(p. 50) . . . Coke, who had . . . been made Lord Chief Justice of’ England, drafted the 1623 “Act concerning Monopolies and Dispensations with penall Lawes and the Forfeyture thereof,” or, as it has become known, the Statute on Monopolies. The Act was designed to promote the interests of artisans, and eliminate all traces of monopolies.
With a single, and critical, exception. Section 6 of the Statute, which forbade every other form of monopoly, carved out one area in which an exclusive franchise could still be granted: Patents could still be awarded to the person who introduced the invention to the realm–to the “first and true inventor.”
This was a very big deal indeed, though not because it represented the first time inventors received patents. The Venetian Republic was offering some form of patent protection by 1471, and in 1593, the Netherlands’ States-General awarded a patent to Mathys Siverts, for a new (and unnamed) navigational instrument.
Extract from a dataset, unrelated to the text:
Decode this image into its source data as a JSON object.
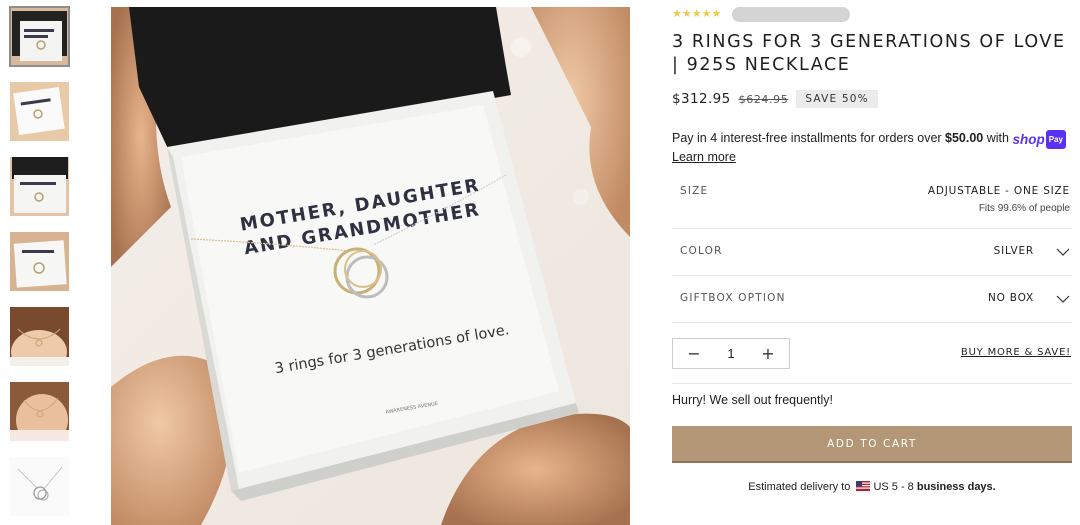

And, of course, Englishmen like John of Utynam had been receiving patents for inventions ever since Henry VI. The difference between Coke’s statute and the customs in place before and elsewhere is that it was a law, with all that implied for its durability and its enforceability. Once only inventors could receive patents, the world started to change.
Source:
Rosen, William. The Most Powerful Idea in the World: A Story of Steam, Industry, and Invention. New York: Random House, 2010.